Beata Wiśniewska, pracownica MOPS, odwiedziła rodzinę, nad którą sprawuje opiekę. Wyszła na spacer z jednym z dwojga dzieci. Gdy wróciła, mama dzieci, jej partner i drugie dziecko źle się czuli – nie mogli wstać z łóżek, skarżyli się na ból głowy i mdłości. Opiekunka wezwała karetkę. Po przyjeździe ratownicy stwierdzili, że to typowe objawy grypy. Wiśniewska nalegała, by dokładniej zbadać rodzinę, bo dziecko, z którym była na spacerze, nie wykazuje żadnych objawów. Pojawiło się przypuszczenie, że rodzina zatruła się czadem.

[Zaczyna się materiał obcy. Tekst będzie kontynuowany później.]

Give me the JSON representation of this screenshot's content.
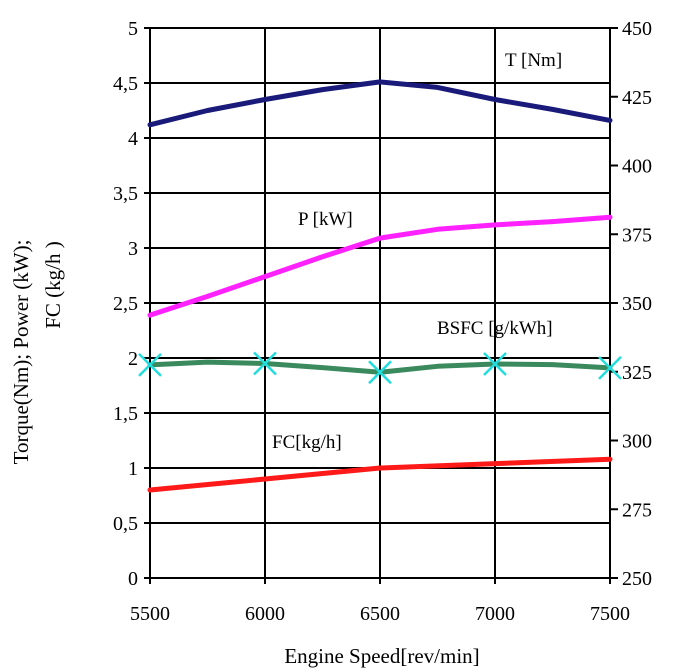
{
  "chart_data": {
    "type": "line",
    "xlabel": "Engine Speed[rev/min]",
    "ylabel_lines": [
      "Torque(Nm); Power (kW);",
      "FC (kg/h  )"
    ],
    "x_ticks": [
      5500,
      6000,
      6500,
      7000,
      7500
    ],
    "x_tick_labels": [
      "5500",
      "6000",
      "6500",
      "7000",
      "7500"
    ],
    "xlim": [
      5500,
      7500
    ],
    "left_axis": {
      "ylim": [
        0,
        5
      ],
      "ticks": [
        0,
        0.5,
        1,
        1.5,
        2,
        2.5,
        3,
        3.5,
        4,
        4.5,
        5
      ],
      "tick_labels": [
        "0",
        "0,5",
        "1",
        "1,5",
        "2",
        "2,5",
        "3",
        "3,5",
        "4",
        "4,5",
        "5"
      ]
    },
    "right_axis": {
      "ylim": [
        250,
        450
      ],
      "ticks": [
        250,
        275,
        300,
        325,
        350,
        375,
        400,
        425,
        450
      ],
      "tick_labels": [
        "250",
        "275",
        "300",
        "325",
        "350",
        "375",
        "400",
        "425",
        "450"
      ]
    },
    "grid": true,
    "series": [
      {
        "name": "T [Nm]",
        "axis": "left",
        "color": "#1a1a7a",
        "points": [
          [
            5500,
            4.12
          ],
          [
            5750,
            4.25
          ],
          [
            6000,
            4.35
          ],
          [
            6250,
            4.44
          ],
          [
            6500,
            4.51
          ],
          [
            6750,
            4.46
          ],
          [
            7000,
            4.35
          ],
          [
            7250,
            4.26
          ],
          [
            7500,
            4.16
          ]
        ]
      },
      {
        "name": "P [kW]",
        "axis": "left",
        "color": "#ff22ff",
        "points": [
          [
            5500,
            2.39
          ],
          [
            5750,
            2.56
          ],
          [
            6000,
            2.74
          ],
          [
            6250,
            2.92
          ],
          [
            6500,
            3.09
          ],
          [
            6750,
            3.17
          ],
          [
            7000,
            3.21
          ],
          [
            7250,
            3.24
          ],
          [
            7500,
            3.28
          ]
        ]
      },
      {
        "name": "BSFC [g/kWh]",
        "axis": "right",
        "color": "#3a8a5e",
        "marker_color": "#22dddd",
        "markers": [
          5500,
          6000,
          6500,
          7000,
          7500
        ],
        "points": [
          [
            5500,
            327.5
          ],
          [
            5750,
            328.5
          ],
          [
            6000,
            328.0
          ],
          [
            6250,
            326.5
          ],
          [
            6500,
            324.8
          ],
          [
            6750,
            327.0
          ],
          [
            7000,
            327.8
          ],
          [
            7250,
            327.6
          ],
          [
            7500,
            326.4
          ]
        ]
      },
      {
        "name": "FC[kg/h]",
        "axis": "left",
        "color": "#ff1a1a",
        "points": [
          [
            5500,
            0.8
          ],
          [
            6000,
            0.9
          ],
          [
            6500,
            1.0
          ],
          [
            7000,
            1.04
          ],
          [
            7500,
            1.08
          ]
        ]
      }
    ]
  }
}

Okazało się, że stężenie tlenku węgla w mieszkaniu wielokrotnie przekraczało dopuszczalne normy. Chociaż w mieszkaniu były zainstalowane czujniki, nie wykryły jego obecności. Na miejsce zostali wezwani strażacy, a rodzinę przewieziono do szpitala.

Gdyby nie szybka reakcja pracownicy MOPS, mogłoby dojść do tragedii. To ostrzeżenie przede wszystkim dla wszystkich korzystających z piecyków gazowych czy węglowych, którzy zapominają o regularnym sprawdzaniu wentylacji.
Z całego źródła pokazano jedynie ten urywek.